Test tossicologico Contro le morti sulla strada via libera definitivo alla sperimentazione dei posti di blocco con controlli medici. Il progetto pilota partirà nella notte tra venerdì e sabato della prossima settimana: medici e infermieri, in un'apposita unità mobile su strada in uno dei tanti posti di blocco organizzati dalle forze dell'ordine nel week end (sarà comunque al Nord), potranno effettuare test tossicologici e clinici per scoprire se il guidatore fermato ha fatto uso di droghe.

Sanzioni e provvedimento
Nel caso si risulti positivi ai test ci sarà il ritiro della patente immediato. L'iniziativa è del sottosegretario con delega alle politiche antidroga Carlo Giovanardi, che sarà presente all'esperimento. E si affianca all'altra novità prevista per l'autunno, cioé l'iniziativa sperimentale a Foggia, Verona, Cagliari e Perugia che renderà obbligatorio il test anti-droga per chi chiede il patentino o la patente, e al protocollo, inviato a fine luglio alla conferenza Stato-Regioni, che dichiara legge i test obbligatori per tutti i lavoratori a rischio, come ad esempio gli autisti di pullman e piloti di aereo.

Il test tossicologico
L'intervento prevede l'utilizzo di unità mobili sanitarie, specie di piccoli ospedali da campo forniti di laboratori e ambulatori, e di postazioni territoriali - all'interno dei Dipartimenti territoriali - attivate in particolare durante le notti del fine settimana, allo scopo di poter eseguire immediatamente e vicino ai posti di blocco, tramite personale medico e infermieristico, gli accertamenti necessari.
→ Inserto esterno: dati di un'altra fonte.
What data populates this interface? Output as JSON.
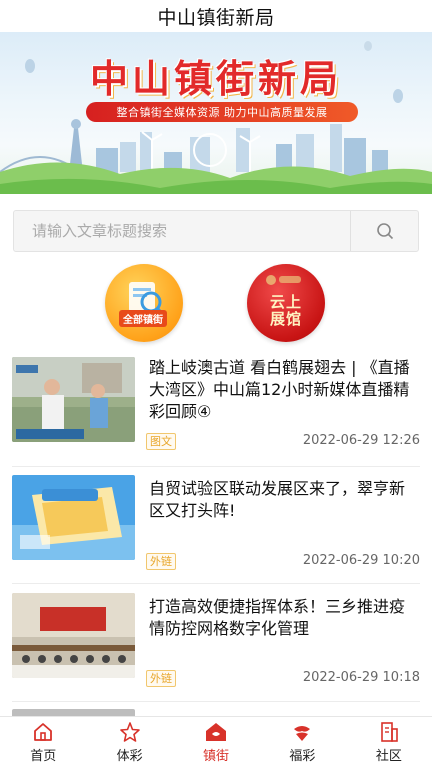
{
  "header": {
    "title": "中山镇街新局"
  },
  "banner": {
    "title": "中山镇街新局",
    "subtitle": "整合镇街全媒体资源  助力中山高质量发展"
  },
  "search": {
    "placeholder": "请输入文章标题搜索",
    "value": ""
  },
  "categories": [
    {
      "label": "全部镇街",
      "icon": "all-towns-icon"
    },
    {
      "label": "云上展馆",
      "icon": "cloud-exhibition-icon"
    }
  ],
  "news": [
    {
      "title": "踏上岐澳古道 看白鹤展翅去 | 《直播大湾区》中山篇12小时新媒体直播精彩回顾④",
      "tag": "图文",
      "time": "2022-06-29 12:26"
    },
    {
      "title": "自贸试验区联动发展区来了，翠亨新区又打头阵!",
      "tag": "外链",
      "time": "2022-06-29 10:20"
    },
    {
      "title": "打造高效便捷指挥体系！三乡推进疫情防控网格数字化管理",
      "tag": "外链",
      "time": "2022-06-29 10:18"
    }
  ],
  "tabs": [
    {
      "label": "首页",
      "icon": "home-icon",
      "active": false
    },
    {
      "label": "体彩",
      "icon": "sports-lottery-icon",
      "active": false
    },
    {
      "label": "镇街",
      "icon": "town-icon",
      "active": true
    },
    {
      "label": "福彩",
      "icon": "welfare-lottery-icon",
      "active": false
    },
    {
      "label": "社区",
      "icon": "community-icon",
      "active": false
    }
  ],
  "colors": {
    "accent": "#d8322a",
    "tag": "#e8a62a",
    "time": "#666666"
  }
}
Il protocollo, spiega il direttore del Dipartimento Politiche Antidroga Giovanni Serpelloni, si basa su una positiva esperienza condotta in via sperimentale ormai da un anno su alcuni territori. Gli esami sono in primis di tipo tossicologico, cioé quello della saliva e dell'urina, che non richiedono l'assenso della persona, e quello del sangue se il guidatore dà il suo "consenso informato" (in pratica, se si rifiuta di far esaminare saliva e urina può incorrere in sanzioni, se dice no all'analisi del sangue non è perseguibile).

Poi, si procede agli accertamenti clinici, con la visita di uno specialista e alcuni test di reattività per verificare l'idoneità alla guida.